Selon Laurent Vallas, directeur de Jones Lang LaSalle Lyon, Lyon est le seul marché en immobilier d’entreprise reconnu par les investisseurs internationaux en dehors de l’Ile de France.
Lyon est-il reconnu par les investisseurs internationalement ?
Oui, depuis le début des années 2000, et la financiarisation de l’immobilier, nous avons vu arriver des investisseurs internationaux sur Lyon, avec l’arrivée des normes internationales au niveau des bureaux. Ces derniers font de 2.70 à 2.80 mètres utiles, avec faux planchers et faux plafonds techniques, et disposant d’une architecture assez valorisante, accueil à l’entrée avec une hôtesse, et si possible dans un quartier d’affaires.

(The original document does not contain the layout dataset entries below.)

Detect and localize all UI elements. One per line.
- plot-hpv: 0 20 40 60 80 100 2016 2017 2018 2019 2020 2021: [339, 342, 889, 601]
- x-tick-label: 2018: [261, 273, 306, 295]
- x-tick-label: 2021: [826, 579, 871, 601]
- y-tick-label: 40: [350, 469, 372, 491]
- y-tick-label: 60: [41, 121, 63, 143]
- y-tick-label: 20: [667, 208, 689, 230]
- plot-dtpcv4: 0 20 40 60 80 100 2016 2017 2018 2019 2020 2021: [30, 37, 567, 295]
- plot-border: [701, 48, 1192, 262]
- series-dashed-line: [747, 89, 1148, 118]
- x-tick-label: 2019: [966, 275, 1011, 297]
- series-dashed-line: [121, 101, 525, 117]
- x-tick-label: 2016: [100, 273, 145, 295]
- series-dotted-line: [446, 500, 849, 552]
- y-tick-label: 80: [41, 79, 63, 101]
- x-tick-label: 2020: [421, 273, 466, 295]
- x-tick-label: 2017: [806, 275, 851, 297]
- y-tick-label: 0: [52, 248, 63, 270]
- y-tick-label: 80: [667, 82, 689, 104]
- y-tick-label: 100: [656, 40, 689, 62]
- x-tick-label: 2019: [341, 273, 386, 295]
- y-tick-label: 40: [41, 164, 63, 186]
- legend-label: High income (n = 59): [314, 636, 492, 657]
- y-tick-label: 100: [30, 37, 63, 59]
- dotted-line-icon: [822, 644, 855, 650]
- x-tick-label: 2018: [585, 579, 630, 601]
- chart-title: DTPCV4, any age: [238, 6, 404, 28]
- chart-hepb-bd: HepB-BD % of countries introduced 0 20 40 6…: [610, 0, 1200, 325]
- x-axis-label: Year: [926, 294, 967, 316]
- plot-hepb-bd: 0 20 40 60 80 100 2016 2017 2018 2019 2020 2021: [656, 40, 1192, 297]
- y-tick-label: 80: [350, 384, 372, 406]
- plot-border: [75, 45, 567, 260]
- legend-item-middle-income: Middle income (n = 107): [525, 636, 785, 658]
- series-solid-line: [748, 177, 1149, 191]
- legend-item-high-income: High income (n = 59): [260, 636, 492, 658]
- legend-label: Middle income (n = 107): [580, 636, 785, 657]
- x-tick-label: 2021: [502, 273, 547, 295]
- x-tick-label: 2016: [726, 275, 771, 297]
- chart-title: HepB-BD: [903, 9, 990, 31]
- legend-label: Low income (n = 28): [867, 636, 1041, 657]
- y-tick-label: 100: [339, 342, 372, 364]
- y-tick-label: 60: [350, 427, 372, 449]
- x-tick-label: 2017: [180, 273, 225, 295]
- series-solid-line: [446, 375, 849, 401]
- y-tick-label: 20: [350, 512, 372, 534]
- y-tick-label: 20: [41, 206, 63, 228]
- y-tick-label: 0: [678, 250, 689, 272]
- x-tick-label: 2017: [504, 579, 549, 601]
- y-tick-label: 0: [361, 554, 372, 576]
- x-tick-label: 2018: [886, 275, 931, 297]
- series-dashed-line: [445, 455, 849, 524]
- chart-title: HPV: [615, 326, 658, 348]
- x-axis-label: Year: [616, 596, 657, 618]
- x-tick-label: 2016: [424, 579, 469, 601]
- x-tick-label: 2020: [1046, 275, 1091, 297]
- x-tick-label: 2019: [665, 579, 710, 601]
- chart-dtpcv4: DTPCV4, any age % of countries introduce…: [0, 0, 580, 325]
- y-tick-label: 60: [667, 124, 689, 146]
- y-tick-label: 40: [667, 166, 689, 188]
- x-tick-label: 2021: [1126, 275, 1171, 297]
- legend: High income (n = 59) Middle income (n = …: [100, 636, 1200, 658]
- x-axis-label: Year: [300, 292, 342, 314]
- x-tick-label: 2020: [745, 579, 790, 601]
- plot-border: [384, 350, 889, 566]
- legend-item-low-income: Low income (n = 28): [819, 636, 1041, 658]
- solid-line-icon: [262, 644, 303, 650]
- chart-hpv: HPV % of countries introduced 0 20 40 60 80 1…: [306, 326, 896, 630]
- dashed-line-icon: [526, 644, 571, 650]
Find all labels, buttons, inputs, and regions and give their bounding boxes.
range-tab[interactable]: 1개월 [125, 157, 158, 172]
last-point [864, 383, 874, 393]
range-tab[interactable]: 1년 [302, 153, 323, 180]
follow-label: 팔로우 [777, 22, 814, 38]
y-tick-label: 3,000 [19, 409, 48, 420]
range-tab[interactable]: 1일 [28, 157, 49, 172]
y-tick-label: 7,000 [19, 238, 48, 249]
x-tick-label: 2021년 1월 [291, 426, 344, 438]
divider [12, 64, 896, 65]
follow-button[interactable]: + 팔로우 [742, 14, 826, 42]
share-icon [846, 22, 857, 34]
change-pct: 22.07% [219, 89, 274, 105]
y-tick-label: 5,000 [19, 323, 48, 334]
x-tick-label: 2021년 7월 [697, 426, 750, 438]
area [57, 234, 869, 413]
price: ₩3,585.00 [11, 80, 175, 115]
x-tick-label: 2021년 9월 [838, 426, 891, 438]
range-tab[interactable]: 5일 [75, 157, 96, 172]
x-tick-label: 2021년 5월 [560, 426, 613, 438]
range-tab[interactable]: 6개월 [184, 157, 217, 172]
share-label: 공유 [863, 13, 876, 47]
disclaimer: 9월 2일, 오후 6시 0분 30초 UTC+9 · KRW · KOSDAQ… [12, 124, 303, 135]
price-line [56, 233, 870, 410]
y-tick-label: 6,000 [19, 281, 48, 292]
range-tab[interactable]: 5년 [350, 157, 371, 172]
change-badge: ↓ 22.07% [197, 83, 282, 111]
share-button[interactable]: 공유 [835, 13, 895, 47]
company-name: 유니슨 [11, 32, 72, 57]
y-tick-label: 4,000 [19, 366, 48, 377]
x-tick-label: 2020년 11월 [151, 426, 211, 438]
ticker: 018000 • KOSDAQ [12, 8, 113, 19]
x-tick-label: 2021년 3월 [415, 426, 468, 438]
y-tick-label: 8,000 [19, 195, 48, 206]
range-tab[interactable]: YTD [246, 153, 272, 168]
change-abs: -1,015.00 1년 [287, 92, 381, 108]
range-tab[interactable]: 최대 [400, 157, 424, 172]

C’est notamment ce qui s’est développé à Lyon côté Villette, et qui a drainé dès 2002-2003 des investisseurs institutionnels français et étrangers, au gré des incertitudes économiques et financières. Lyon est vraiment une plate-forme internationale reconnue comme telle : en dehors de l’Ile de France, la ville est considérée par les investisseurs comme le seul marché en immobilier d’entreprise de niveau international en France. La progression de la demande placée depuis 10 ans montre que la ville intéresse beaucoup les investisseurs anglo-saxons et allemands. Ils ont la vision d’une Eurocité parce qu’ils reconnaissent dans cette ville-là un Düsseldorf, un Hambourg, un Francfort au niveau lyonnais, comme eux l’ont, au niveau de leur différents Landërs. L’immobilier a toujours progressé en matière de qualité d’actifs, les loyers n’ont jamais chuté, les m² placés sont plutôt dans une phase de progression. Nous avons une meilleure lisibilité, un urbanisme bien arrêté, un dynamisme économique, ce qui fait que les investisseurs viennent massivement.
Les investisseurs qui se posaient des questions sur l’opportunité d’investir à Lyon ne s'en posent donc plus aujourd'hui?
Nous sommes reconnus comme une place européenne. C’était une tendance il y a 6 ou 7 ans. Aujourd’hui, c’est devenu naturel. Lyon a changé de statut.